AUTHORLINK: Was there any concern about the Jewish terms throughout the book being unfamiliar to readers?
HOPEN: To be honest: no. The book portrays a particular subculture, but it does so as a means of posing universal questions. Largely speaking, those terms were contextual, and in some sense no different from pulling from the Western canon. And after all, what proves more timeless than the plunge into adulthood? Readers from every background identify with what it means to come of age, to try desperately to belong, to fall in love, to seek out a new life. In the end, these terms aim to heighten this phenomenon, to construct a universe capable of containing multitudes and transporting readers into higher moral terrain.

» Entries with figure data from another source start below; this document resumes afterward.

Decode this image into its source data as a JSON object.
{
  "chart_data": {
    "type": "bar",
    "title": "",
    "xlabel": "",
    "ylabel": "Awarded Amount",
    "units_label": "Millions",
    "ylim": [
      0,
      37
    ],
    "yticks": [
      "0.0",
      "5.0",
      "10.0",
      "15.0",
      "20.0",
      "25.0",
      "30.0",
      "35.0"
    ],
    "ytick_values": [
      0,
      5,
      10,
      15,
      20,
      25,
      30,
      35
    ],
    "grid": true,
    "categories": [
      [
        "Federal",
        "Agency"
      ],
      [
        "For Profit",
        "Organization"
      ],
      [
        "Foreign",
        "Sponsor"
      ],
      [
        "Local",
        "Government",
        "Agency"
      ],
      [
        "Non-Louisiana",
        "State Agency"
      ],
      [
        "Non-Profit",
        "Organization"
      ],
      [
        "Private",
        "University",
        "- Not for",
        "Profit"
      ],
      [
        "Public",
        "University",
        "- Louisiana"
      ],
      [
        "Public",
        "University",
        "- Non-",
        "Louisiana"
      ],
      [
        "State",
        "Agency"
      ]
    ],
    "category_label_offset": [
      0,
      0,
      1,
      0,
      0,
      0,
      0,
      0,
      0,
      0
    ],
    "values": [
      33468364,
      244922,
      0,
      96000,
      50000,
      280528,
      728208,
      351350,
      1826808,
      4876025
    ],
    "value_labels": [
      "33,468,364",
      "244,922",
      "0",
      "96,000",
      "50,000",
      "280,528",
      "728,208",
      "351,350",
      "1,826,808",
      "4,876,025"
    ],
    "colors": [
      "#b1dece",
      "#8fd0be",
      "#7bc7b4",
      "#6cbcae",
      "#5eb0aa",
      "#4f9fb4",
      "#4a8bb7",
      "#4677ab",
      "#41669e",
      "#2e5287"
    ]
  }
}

AUTHORLINK: Was your title always The Orchard? How does that best represent your book?
HOPEN: This was my original title, all those years ago, when I first began jotting down prehistoric pages. And it was the title that endured, save for a brief interlude toward the end of my collegiate career. I think it’s a title that conjures mystery and sleekness and Biblical weight, while also functioning as an ode to the meta-myth from which this novel emerges.
AUTHORLINK: It seems as if most of your characters should be well-satisfied with the lot life has dealt them (exception Evan), yet they engage in risky, self-destructive behavior on a regular basis. What do you think motivates them to act out?
” . . .determining how someone feels—or what they deserve—involves tricky calculus.”
HOPEN: As Evan reemphasizes throughout the novel: determining how someone feels—or what they deserve—involves tricky calculus. These are hyper-intelligent, high-achieving characters, animated by ambition and charisma, and yet they each experience yearning, loss, change. Suffering, as the novel makes vivid, arrives in many forms. How we cope, how we exhibit empathy, how we reckon with financial disparities and tradition and family—these are critical challenges navigated by this collection of characters during a rather pivotal year of their lives.
AUTHORLINK: Sophia gave Ari the nickname Hamlet because of a causal quote. It seems as if there are ways it might better fit Evan. Could it? Or who might fit them?
HOPEN: Ari inherits what Hamlet calls “my heart of heart”—inwardness, eloquence, anxiety, but also aesthetic dignity deriving, in part, from a moral imagination and a roaring sense of consciousness. Whether Evan lays higher claim to the legacy of Hamlet is a question I leave to my readers.
AUTHORLINK: What do you think is the appeal of tragedy?
HOPEN: On the first day of school, Ari and Sophia offer dueling visions of tragedy. Ari claims tragedy uplifts, casting us in nobler light. Sophia dissents: in her mind, tragedy flattens. This novel attempts to visualize each model in motion—and to offer a third theory, one that combines the imaginations of Ari and Sophia into something else entirely.
AUTHORLINK: What would you want your readers to gain from your story?
HOPEN: An ability to inject literary awe and renewed meaning into our modern world.
AUTHORLINK: What are you working on next?
HOPEN: My second semester of law school. A new novel. Some other exciting writing opportunities. And, maybe, getting a bit more sleep.
About the Author: David Hopen was raised in Hollywood, Florida in a warm Jewish community very much unlike the one in his book. He graduated from Yale College, earned his master’s degree at Oxford and is attending Yale Law School. The Orchard is his first novel.